Софи не понимала, как на самом деле устроены манекены, но знала, что они не могут по-настоящему думать, по-настоящему учиться. Они смеются, потому что так хочет большая металлическая коробка с проводами и шестеренками, установленная в сердце каждого дома с роботами, – та, что контролирует круговорот всех вещей в их механической природе. Это она велит им принести тебе тарелку винограду, а не тарелку камней, или, вот скажем, напомнить надеть шляпу. Это не ум, не сознание, не сочувствие. Можно легко притвориться, что они обладают всеми этими качествами, но Софи никак не могла себя заставить. Она никак не могла забыть, что есть фирма-изготовитель, работники которой регулярно смазывают механизмы и загружают в центральную машину дома команды на карточках из гравированной меди. Это они говорят автоматонам, что им делать. И если манекен вдруг зарежет хозяина в постели, винить будут их, а не бездушную машину.

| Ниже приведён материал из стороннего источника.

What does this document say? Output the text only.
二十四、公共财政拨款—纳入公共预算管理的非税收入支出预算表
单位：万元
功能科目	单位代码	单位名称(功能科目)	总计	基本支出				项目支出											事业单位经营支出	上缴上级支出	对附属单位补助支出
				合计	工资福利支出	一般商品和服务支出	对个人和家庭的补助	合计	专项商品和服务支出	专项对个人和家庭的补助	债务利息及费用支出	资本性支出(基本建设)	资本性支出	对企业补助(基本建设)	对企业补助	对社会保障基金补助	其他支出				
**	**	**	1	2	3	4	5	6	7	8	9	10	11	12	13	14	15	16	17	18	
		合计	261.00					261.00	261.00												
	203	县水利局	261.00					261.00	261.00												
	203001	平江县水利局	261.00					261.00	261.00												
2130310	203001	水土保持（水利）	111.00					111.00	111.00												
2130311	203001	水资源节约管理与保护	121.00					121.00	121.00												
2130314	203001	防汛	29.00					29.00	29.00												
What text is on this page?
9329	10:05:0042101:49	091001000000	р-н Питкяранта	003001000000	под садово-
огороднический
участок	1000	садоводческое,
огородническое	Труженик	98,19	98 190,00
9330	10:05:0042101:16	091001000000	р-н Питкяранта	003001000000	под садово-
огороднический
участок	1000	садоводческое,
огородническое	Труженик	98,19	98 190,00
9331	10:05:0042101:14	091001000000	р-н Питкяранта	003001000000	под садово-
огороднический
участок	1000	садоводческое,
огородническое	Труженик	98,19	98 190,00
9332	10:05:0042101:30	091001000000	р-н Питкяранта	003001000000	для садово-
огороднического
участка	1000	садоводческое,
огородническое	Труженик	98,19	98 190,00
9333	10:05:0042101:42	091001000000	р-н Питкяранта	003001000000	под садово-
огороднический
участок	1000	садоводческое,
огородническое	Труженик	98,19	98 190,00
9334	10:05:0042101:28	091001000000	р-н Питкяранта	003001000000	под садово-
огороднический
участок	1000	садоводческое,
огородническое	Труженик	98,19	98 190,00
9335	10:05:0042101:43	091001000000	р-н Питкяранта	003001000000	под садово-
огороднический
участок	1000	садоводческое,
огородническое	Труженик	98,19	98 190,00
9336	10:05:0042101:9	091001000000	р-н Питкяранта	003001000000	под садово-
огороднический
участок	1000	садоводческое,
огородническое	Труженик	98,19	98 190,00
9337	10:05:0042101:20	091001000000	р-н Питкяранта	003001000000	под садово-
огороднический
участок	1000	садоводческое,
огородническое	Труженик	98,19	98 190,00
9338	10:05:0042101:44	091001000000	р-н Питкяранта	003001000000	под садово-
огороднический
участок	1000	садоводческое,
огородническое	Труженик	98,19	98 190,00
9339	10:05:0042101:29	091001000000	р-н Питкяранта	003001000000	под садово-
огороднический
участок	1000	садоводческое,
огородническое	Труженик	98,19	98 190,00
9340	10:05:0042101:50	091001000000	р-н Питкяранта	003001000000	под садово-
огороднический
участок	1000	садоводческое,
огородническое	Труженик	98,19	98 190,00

В том, что манекены на это способны, Софи была совершенно уверена. И выражение лица у них в тот момент будет такое же глупое, как по утрам, когда они спрашивают, не желает ли хозяин еще чашку чаю.
Валериан подсадил Софи в коляску. Лошадьми он правил превосходно – вполне заслуженная репутация, думала Софи, пока они катили к городу в пестром свете весеннего солнца.
Она разгладила платье и постаралась не радоваться слишком сильно дуновению ветра на лице и ласкающему теплу. Леди не положено любить свежий воздух – вдруг веснушки повыскочат!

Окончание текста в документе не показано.